Late in May 2001, India announced it had invited Musharraf. At 6:30 the next morning, Advani rang. I was asleep. “I’m sorry for calling so early but I want you to tell our common friend that he shares the credit for this development. Our meetings were a big help.”
Their last meeting was during the Musharraf visit. It happened after the Rashtrapati Bhawan banquet, close to 11:00 p.m. Ashraf rapidly changed from his achkan into casual clothes so no one would recognise him. Advani still had on the grey trousers of his bandgala suit. Agra was the next morning. There was hope in the air.
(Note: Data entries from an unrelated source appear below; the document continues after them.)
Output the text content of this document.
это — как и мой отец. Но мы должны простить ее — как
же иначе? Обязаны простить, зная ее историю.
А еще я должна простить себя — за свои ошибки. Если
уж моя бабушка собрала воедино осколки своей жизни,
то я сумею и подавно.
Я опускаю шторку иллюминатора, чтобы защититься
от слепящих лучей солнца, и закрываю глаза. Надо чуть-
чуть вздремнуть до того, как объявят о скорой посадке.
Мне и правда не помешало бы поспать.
In the end, the summit failed. Ashraf’s and Advani’s best efforts were in vain, but the bond they formed did not snap. There were two further memorable meetings. The day after the attack on Parliament, at The Pioneer’s 10th anniversary dinner, Mrs. Advani insisted Ashraf meet her husband. He was hesitant to do so. He felt it would be embarrassing. But when he did, Advani grasped his hand and greeted him warmly. “What an amazing man,” Ashraf said afterwards.
Six months later, after the terrorist attack at Kaluchak, Ashraf was asked to leave. The government gave him a week. On his penultimate evening, the Advanis invited him for a personal farewell. It was my last duty as chauffeur.
Neither Ashraf nor Advani were embarrassed by the circumstances. They took it in their stride. Events had worked out very differently to their intentions but they had done their best. When it was time to leave, Ashraf started to shake hands.
“Galle lago,” Mrs. Advani intervened. She ensured the two embraced. Tears welled up in Advani’s eyes.